If you find the theoretical argument convincing (as I do), then it's easy to accept their major conclusion. However, if you don't find the theoretical argument convincing, the evidence presented in this paper should not convince you. Below the fold, I discuss why.
Hawks et al. have assembled a dataset of what they call "ascertained selected variants", and apply standard methods to estimate the ages of these selection events. In their figure 1, you'll see the age distribution they infer--one that is heavily biased towards the present. The assembly of this database is the key part of their analysis, the one most likely to lead them astray, and it is left woefully underexplored.

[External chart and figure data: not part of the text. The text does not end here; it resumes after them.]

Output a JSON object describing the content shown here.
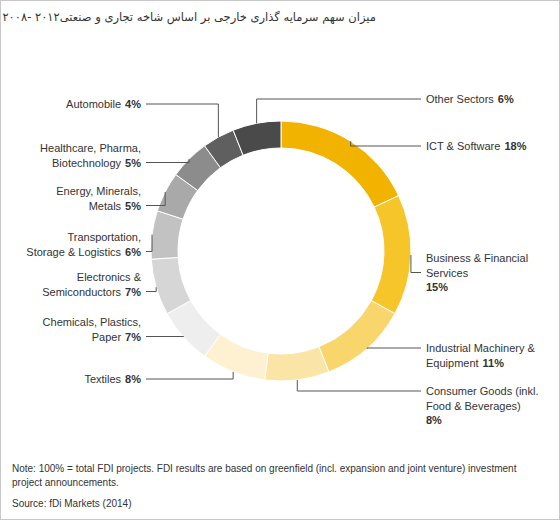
{
  "chart_data": {
    "type": "pie",
    "title": "میزان سهم سرمایه گذاری خارجی بر اساس شاخه تجاری و صنعتی۲۰۱۲ -۲۰۰۸",
    "categories": [
      "ICT & Software",
      "Business & Financial Services",
      "Industrial Machinery & Equipment",
      "Consumer Goods (inkl. Food & Beverages)",
      "Textiles",
      "Chemicals, Plastics, Paper",
      "Electronics & Semiconductors",
      "Transportation, Storage & Logistics",
      "Energy, Minerals, Metals",
      "Healthcare, Pharma, Biotechnology",
      "Automobile",
      "Other Sectors"
    ],
    "values": [
      18,
      15,
      11,
      8,
      8,
      7,
      7,
      6,
      5,
      5,
      4,
      6
    ],
    "value_labels": [
      "18%",
      "15%",
      "11%",
      "8%",
      "8%",
      "7%",
      "7%",
      "6%",
      "5%",
      "5%",
      "4%",
      "6%"
    ],
    "colors": [
      "#f2b200",
      "#f6c52a",
      "#f9d66c",
      "#fbe5a6",
      "#fdf1d2",
      "#eeeeee",
      "#d6d6d6",
      "#c2c2c2",
      "#a9a9a9",
      "#8c8c8c",
      "#5f5f5f",
      "#4a4a4a"
    ],
    "data_labels": true,
    "note": "Note: 100% = total FDI projects. FDI results are based on greenfield (incl. expansion and joint venture) investment project announcements.",
    "source": "Source: fDi Markets (2014)"
  }
}
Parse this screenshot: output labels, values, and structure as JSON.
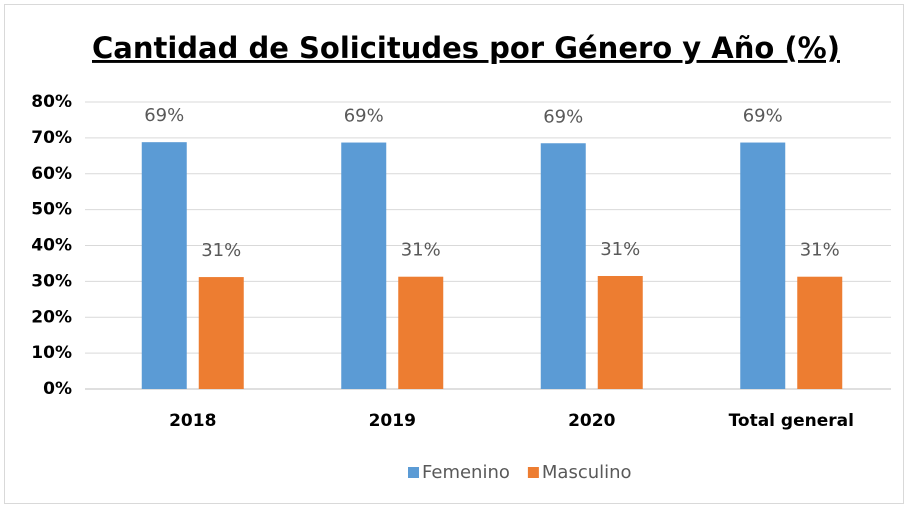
{
  "chart_data": {
    "type": "bar",
    "title": "Cantidad de Solicitudes por Género y Año (%)",
    "categories": [
      "2018",
      "2019",
      "2020",
      "Total general"
    ],
    "series": [
      {
        "name": "Femenino",
        "color": "#5b9bd5",
        "values": [
          68.8,
          68.7,
          68.5,
          68.7
        ],
        "value_labels": [
          "69%",
          "69%",
          "69%",
          "69%"
        ]
      },
      {
        "name": "Masculino",
        "color": "#ed7d31",
        "values": [
          31.2,
          31.3,
          31.5,
          31.3
        ],
        "value_labels": [
          "31%",
          "31%",
          "31%",
          "31%"
        ]
      }
    ],
    "ylim": [
      0,
      80
    ],
    "yticks": [
      {
        "value": 0,
        "label": "0%"
      },
      {
        "value": 10,
        "label": "10%"
      },
      {
        "value": 20,
        "label": "20%"
      },
      {
        "value": 30,
        "label": "30%"
      },
      {
        "value": 40,
        "label": "40%"
      },
      {
        "value": 50,
        "label": "50%"
      },
      {
        "value": 60,
        "label": "60%"
      },
      {
        "value": 70,
        "label": "70%"
      },
      {
        "value": 80,
        "label": "80%"
      }
    ],
    "grid": true,
    "legend": "bottom"
  }
}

The method used to identify selected variants was initially introduced in the context of a genome-wide scan for natural selection in the HapMap. The statistic is based around the haplotype length surrounding an allele, and they take the top 0.5% of the scores in the distribution of this statistic as selected. There are many questions about this method that are relevant to any downstream analyses-- for example, what is the false positive rate of the test? The false negative rate? Do these things depend on allele frequency or recombination rate? Most importantly, perhaps: is the statistical power to detect alleles of different ages identical? If the test has low power to detect old sweeps and good power to detect recent ones, there you go-- an artefactual acceleration. There is little discussion of these parameters in the original paper and less here. Don't get me wrong-- the areas of the genome they identify as selected are almost certainly enriched for true selective events, but how enriched? These questions are perhaps less important in a first-pass scan for selection, but if you're going to make generalizations about selected sites, they're essential. The claim in the paper that "demographic causes of extensive LD can be discriminated easily from those caused by adaptive selection" is not demonstrated (and is false).

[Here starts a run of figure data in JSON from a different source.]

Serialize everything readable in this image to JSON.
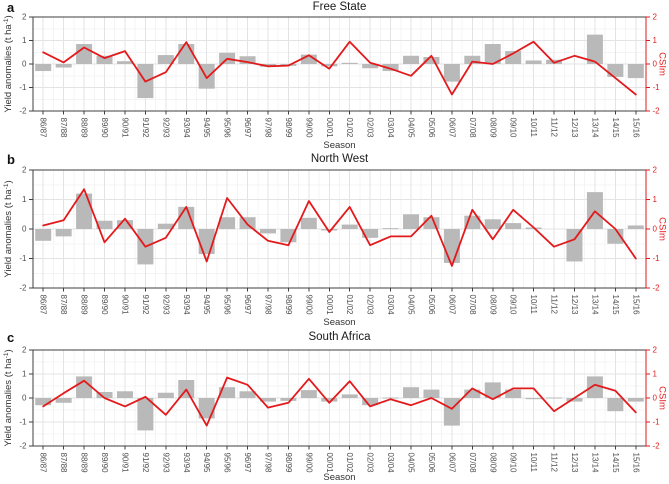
{
  "figure": {
    "panels": [
      {
        "letter": "a",
        "title": "Free State"
      },
      {
        "letter": "b",
        "title": "North West"
      },
      {
        "letter": "c",
        "title": "South Africa"
      }
    ]
  },
  "axes": {
    "xlabel": "Season",
    "ylabel_left_main": "Yield anomalies (t ha",
    "ylabel_left_sup": "-1",
    "ylabel_left_end": ")",
    "ylabel_right": "CSIm",
    "yticks": [
      2,
      1,
      0,
      -1,
      -2
    ],
    "ylim": [
      -2,
      2
    ]
  },
  "colors": {
    "bar": "#b9b9b9",
    "line": "#e31a1c",
    "right_axis": "#e31a1c",
    "grid_major": "#e3e3e3",
    "grid_minor": "#f4f4f4",
    "axis": "#3f3f3f",
    "tick_text": "#4d4d4d",
    "title_text": "#1a1a1a"
  },
  "chart_data": [
    {
      "type": "bar+line",
      "panel_label": "a",
      "title": "Free State",
      "xlabel": "Season",
      "ylabel": "Yield anomalies (t ha-1)",
      "ylabel_right": "CSIm",
      "ylim": [
        -2,
        2
      ],
      "grid": true,
      "legend": "none",
      "categories": [
        "86/87",
        "87/88",
        "88/89",
        "89/90",
        "90/91",
        "91/92",
        "92/93",
        "93/94",
        "94/95",
        "95/96",
        "96/97",
        "97/98",
        "98/99",
        "99/00",
        "00/01",
        "01/02",
        "02/03",
        "03/04",
        "04/05",
        "05/06",
        "06/07",
        "07/08",
        "08/09",
        "09/10",
        "10/11",
        "11/12",
        "12/13",
        "13/14",
        "14/15",
        "15/16"
      ],
      "series": [
        {
          "name": "Yield anomalies",
          "type": "bar",
          "axis": "left",
          "values": [
            -0.3,
            -0.15,
            0.85,
            0.35,
            0.12,
            -1.45,
            0.38,
            0.85,
            -1.05,
            0.48,
            0.33,
            -0.12,
            -0.08,
            0.4,
            -0.1,
            0.05,
            -0.18,
            -0.3,
            0.35,
            0.3,
            -0.75,
            0.35,
            0.85,
            0.55,
            0.15,
            0.18,
            0.0,
            1.25,
            -0.55,
            -0.6
          ]
        },
        {
          "name": "CSIm",
          "type": "line",
          "axis": "right",
          "values": [
            0.5,
            0.07,
            0.7,
            0.25,
            0.55,
            -0.75,
            -0.35,
            0.93,
            -0.6,
            0.22,
            0.08,
            -0.1,
            -0.07,
            0.37,
            -0.2,
            0.95,
            0.05,
            -0.2,
            -0.5,
            0.35,
            -1.3,
            0.1,
            0.0,
            0.45,
            0.95,
            0.05,
            0.35,
            0.1,
            -0.6,
            -1.3
          ]
        }
      ]
    },
    {
      "type": "bar+line",
      "panel_label": "b",
      "title": "North West",
      "xlabel": "Season",
      "ylabel": "Yield anomalies (t ha-1)",
      "ylabel_right": "CSIm",
      "ylim": [
        -2,
        2
      ],
      "grid": true,
      "legend": "none",
      "categories": [
        "86/87",
        "87/88",
        "88/89",
        "89/90",
        "90/91",
        "91/92",
        "92/93",
        "93/94",
        "94/95",
        "95/96",
        "96/97",
        "97/98",
        "98/99",
        "99/00",
        "00/01",
        "01/02",
        "02/03",
        "03/04",
        "04/05",
        "05/06",
        "06/07",
        "07/08",
        "08/09",
        "09/10",
        "10/11",
        "11/12",
        "12/13",
        "13/14",
        "14/15",
        "15/16"
      ],
      "series": [
        {
          "name": "Yield anomalies",
          "type": "bar",
          "axis": "left",
          "values": [
            -0.4,
            -0.25,
            1.2,
            0.28,
            0.3,
            -1.2,
            0.18,
            0.75,
            -0.85,
            0.4,
            0.4,
            -0.15,
            -0.45,
            0.38,
            -0.05,
            0.15,
            -0.3,
            0.03,
            0.5,
            0.4,
            -1.15,
            0.45,
            0.33,
            0.2,
            0.05,
            0.0,
            -1.1,
            1.25,
            -0.5,
            0.12
          ]
        },
        {
          "name": "CSIm",
          "type": "line",
          "axis": "right",
          "values": [
            0.12,
            0.3,
            1.35,
            -0.45,
            0.35,
            -0.6,
            -0.3,
            0.75,
            -1.1,
            1.05,
            0.15,
            -0.4,
            -0.55,
            0.95,
            -0.1,
            0.75,
            -0.55,
            -0.25,
            -0.25,
            0.45,
            -1.25,
            0.65,
            -0.35,
            0.65,
            0.05,
            -0.6,
            -0.35,
            0.6,
            0.0,
            -1.0
          ]
        }
      ]
    },
    {
      "type": "bar+line",
      "panel_label": "c",
      "title": "South Africa",
      "xlabel": "Season",
      "ylabel": "Yield anomalies (t ha-1)",
      "ylabel_right": "CSIm",
      "ylim": [
        -2,
        2
      ],
      "grid": true,
      "legend": "none",
      "categories": [
        "86/87",
        "87/88",
        "88/89",
        "89/90",
        "90/91",
        "91/92",
        "92/93",
        "93/94",
        "94/95",
        "95/96",
        "96/97",
        "97/98",
        "98/99",
        "99/00",
        "00/01",
        "01/02",
        "02/03",
        "03/04",
        "04/05",
        "05/06",
        "06/07",
        "07/08",
        "08/09",
        "09/10",
        "10/11",
        "11/12",
        "12/13",
        "13/14",
        "14/15",
        "15/16"
      ],
      "series": [
        {
          "name": "Yield anomalies",
          "type": "bar",
          "axis": "left",
          "values": [
            -0.3,
            -0.2,
            0.9,
            0.25,
            0.28,
            -1.35,
            0.22,
            0.75,
            -0.85,
            0.45,
            0.28,
            -0.15,
            -0.12,
            0.33,
            -0.15,
            0.15,
            -0.3,
            0.02,
            0.45,
            0.35,
            -1.15,
            0.35,
            0.65,
            0.35,
            -0.05,
            0.02,
            -0.15,
            0.9,
            -0.55,
            -0.15
          ]
        },
        {
          "name": "CSIm",
          "type": "line",
          "axis": "right",
          "values": [
            -0.35,
            0.2,
            0.72,
            0.0,
            -0.35,
            0.05,
            -0.7,
            0.35,
            -1.15,
            0.85,
            0.55,
            -0.4,
            -0.2,
            0.8,
            -0.2,
            0.7,
            -0.35,
            -0.05,
            -0.3,
            0.0,
            -0.45,
            0.4,
            -0.05,
            0.4,
            0.4,
            -0.55,
            0.0,
            0.55,
            0.3,
            -0.6
          ]
        }
      ]
    }
  ]
}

The authors seem to be partially aware of this, writing "this finding [that few new sweeps are discovered with increased SNP density] indicates that most events (defined by the LDD test) coalescing up to 80,000 years ago have been detected [my emphasis]". In footnote 2, I point to a paper showing that the LDD test biases itself towards identifying sweeps in regions of the genome with a low recombination rate. Is there any reason to think that there's a similar bias with regards to allele age? In a word: yes. Consider how they're detecting selection-- they look for alleles that are at high frequency (but not fixed) and have extensive LD around them. Since haplotype length decreases with time, by definition, these are young alleles. Any old allele with a strong selection coefficient has long gone to fixation and is not detected (or more carefully, there's much less power to detect it).
The claims about the predictions of the null hypothesis of no acceleration are largely irrelevant given the above. Consider the prediction about the number of adaptive substitutions--that is, the authors claim that the number of selective events in the data predict an absurd number of adaptive substitutions between humans and chimpanzees. Now remember how these variants were identified-- they're in the 99.5th percentile of the distribution of their test statistic. Every distribution has a tail, so if they were to move their threshold a bit further to the right, surely they'd be able to narrow down the number of regions to something consistent with a constant rate. That is, the entire argument is predicated on perfectly identifying selection in the regions of the parameter space they search. This is a major assumption, and not one I'm willing to make without strong evidence. They provide none.
Note that the information about selection is in haplotype structure, but the test uses unphased genotype data. Their claim that this is actually not a bug, but a feature, because of the computational intensity needed to phase genotype data is unconvincing-- the phased haplotypes from the HapMap are freely available for download.
A recent review found that the recombination rate in regions the authors identified as being under selection is a full one-fifth of the genome-wide average. Unless you have some reason to believe that there's more selection in regions of the genome with low recombination rates (you don't), that's strong evidence that there's massive ascertainment bias at work here, at least along one dimension in parameter space.
 The simulations presented in the original paper presenting the method are highly questionable--they do a bootstrap-like resampling scheme from the data, which treats each site as if it were independent. In real data (selected or otherwise), nearby sites have a shared geneology, which is important to capture in any null model. There are widely-used programs available for simulating such samples; these should have been used.